As a part of our series about rising music stars, I had the distinct pleasure of interviewing Alisa Tsybina from the band ‘shi offline’.

shi offline’s debut single is ‘God Is A Witch’, out now via German Independent label Audiolith distributed by Shellshock. The track is taken from the bands latest album ‘Golaya’.The playfulness of their debut not only runs through the songs, but through every corner of their artistic being. The Hamburg based artcore duo consist of Russian born Alisa Tsybina on vocals and German writer Gordian Gleiss. She brings the rawness, he brings the beat-driven machinery, the result is a jungle of witchcraft, dark blue and hubba bubba! Alisa has a very interesting backstory and experiences in life, which she is happy to share.


Thank you so much for doing this with us! Can you tell us the story of how you grew up?

For sure. I moved as a young child from Russia to Germany with my parents in the 90s, so I spent some time in asylum seeker houses until we had the possibility to move into a rented apartment in a little village surrounded by wheat fields and forests. It took a while to reach a standard of living that promised us some security and there were also many setbacks. Not only the financial uncertainty shaped my childhood, also the feeling of not belonging anywhere and indispositions due to role models. 
Even though I got some opportunities in my youth, thanks to my parents and some loving people, to express myself artistically. I always had the freedom to do what I love.. even if it took me a while to recognize this privilege.

Can you share a story with us about what brought you to this specific career path?

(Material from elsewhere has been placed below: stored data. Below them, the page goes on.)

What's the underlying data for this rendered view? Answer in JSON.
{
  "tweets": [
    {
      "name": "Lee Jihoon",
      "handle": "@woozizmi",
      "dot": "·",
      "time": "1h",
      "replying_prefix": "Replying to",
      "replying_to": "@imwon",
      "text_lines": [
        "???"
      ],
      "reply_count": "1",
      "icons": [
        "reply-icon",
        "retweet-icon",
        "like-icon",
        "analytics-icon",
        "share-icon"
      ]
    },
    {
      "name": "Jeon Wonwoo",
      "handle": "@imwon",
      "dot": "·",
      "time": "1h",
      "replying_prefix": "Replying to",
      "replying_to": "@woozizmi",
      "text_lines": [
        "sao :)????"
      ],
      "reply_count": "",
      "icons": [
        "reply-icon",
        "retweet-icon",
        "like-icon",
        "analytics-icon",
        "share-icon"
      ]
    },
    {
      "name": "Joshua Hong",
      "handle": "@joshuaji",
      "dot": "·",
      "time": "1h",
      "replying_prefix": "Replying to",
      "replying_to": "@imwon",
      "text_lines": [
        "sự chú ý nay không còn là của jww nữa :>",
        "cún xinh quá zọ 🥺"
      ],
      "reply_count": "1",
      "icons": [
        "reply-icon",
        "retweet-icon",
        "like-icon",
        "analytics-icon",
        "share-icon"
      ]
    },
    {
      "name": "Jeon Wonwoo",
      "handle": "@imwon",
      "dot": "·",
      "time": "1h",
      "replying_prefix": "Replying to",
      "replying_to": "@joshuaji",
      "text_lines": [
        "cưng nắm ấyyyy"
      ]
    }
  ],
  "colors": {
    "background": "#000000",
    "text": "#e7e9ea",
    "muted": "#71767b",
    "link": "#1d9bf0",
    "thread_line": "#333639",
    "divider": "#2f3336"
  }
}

I have tried out many things in life, which is why it has become more and more clear which things I would like to be surrounded by, how I would like to work and what I would like to deal with. From one point in my life it was clear that I feel most comfortable in creative areas and I want to spend my life with music, visual arts and writing. I was very lucky that I happened to run into Gordian and we got along so well that we wanted to create music together that would serve as an outlet for our thoughts and feelings without straining ourselves too much.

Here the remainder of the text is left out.